What is the linguistic turn?
During the last half of the twentieth century, at different times in different humanistic disciplines, scholars turned from talking about people and events in the world to talking about language, symbols, and how people and events were represented in popular culture, as well as academic disciplines. Language became the new main subject across disciplines.
Who was Jacques Lacan?
Jacques Lacan (1901-1981) was a psychoanalyst who was barred from the International Psychoanalytic Association for his ideas, which nonetheless were very influential. His main works are Ecrits (Writings; 1966), The Language of the Self (1978), and his published seminars.
Lacan applied a Saussurian notion of the linguistic order to Freudian psychology. He thought that metaphor and metonymy (substitution of an attribute of a thing for a thing itself) were the main unconscious mechanisms and that psychotherapy literally works as a form of speech that corrects speech by reinserting into discourse what has been obscured from it by neurosis. Lacan is famous for his claim that the ego consists merely of identifications made imaginatively. He meant that human beings imagine themselves as having certain characteristics at an early age and that is how the self develops. Speech creates social connection, but language is a formal system in which words derive meanings from other words only.
Who was Claude Lévi-Strauss?
Claude Lévi-Strauss (1908-) is a French social anthropologist, who is best known for The Elementary Structures of Kinship (1949) and The Savage Mind (1962). He applied Saussurian ideas of the system of language to social structures, analyzing human relations and systems of exchange, particularly in kinship relations.
Claude Lévi-Strauss applied theories of language systems to the ways people relate to each other (AP).
Who was Louis Althusser?
Louis Althusser (1918-1990) was a philosopher who was also a member of the French Communist Party. He is known for For Marx (1965), Reading Capital (1968) and especially Lenin and Philosophy and Other Essays (1978). His main project was to derive from Karl Marx's (1818-1883) writings a scientific system. He viewed science as governed by systems of concepts, or "problematics," that set questions, evidence, and importance. Althusser argued that structures which express ideologies are self-perpetuating and not subject to changing historical forces, as Marx had claimed. Althusser killed his wife in 1980 and was committed to a psychiatric facility, thereby ending his academic career.
Who was Michel Foucault?
Michel Foucault (1926-1984) was an acclaimed French philosopher who also had French licenses in psychology and psychopathology. His father and both grandfathers were medical doctors, and the ways in which he analyzed European culture, through an archeology of concepts, probably owes as much to medical diagnostic methodology as it does to continental intellectual criticism.

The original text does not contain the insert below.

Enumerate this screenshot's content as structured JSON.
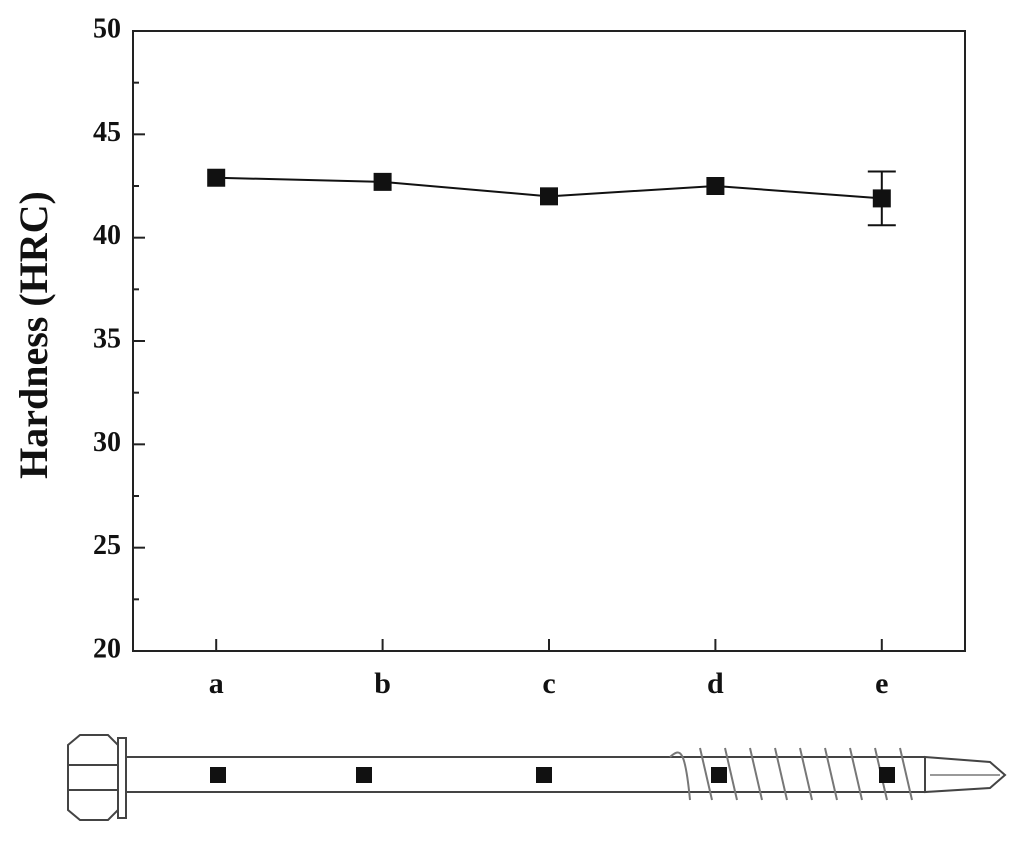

His principle works are his published dissertation, Madness and Unreason: A History of Madness in the Classical Age (1961), The Birth of the Clinic (1963), The Order of Things (1966), The Archaeology of Knowledge (1969), Discipline and Punish: The Origin of the Prison (1975) and the multi-volume History of Sexuality (1974). The Order of Things was a best seller in France, leading to his world-wide fame. In that book, Foucault argued that sciences do not simply pop up as sources of truth on their own, but require prior ideas of human nature and truth in order to be supported and accepted as sciences.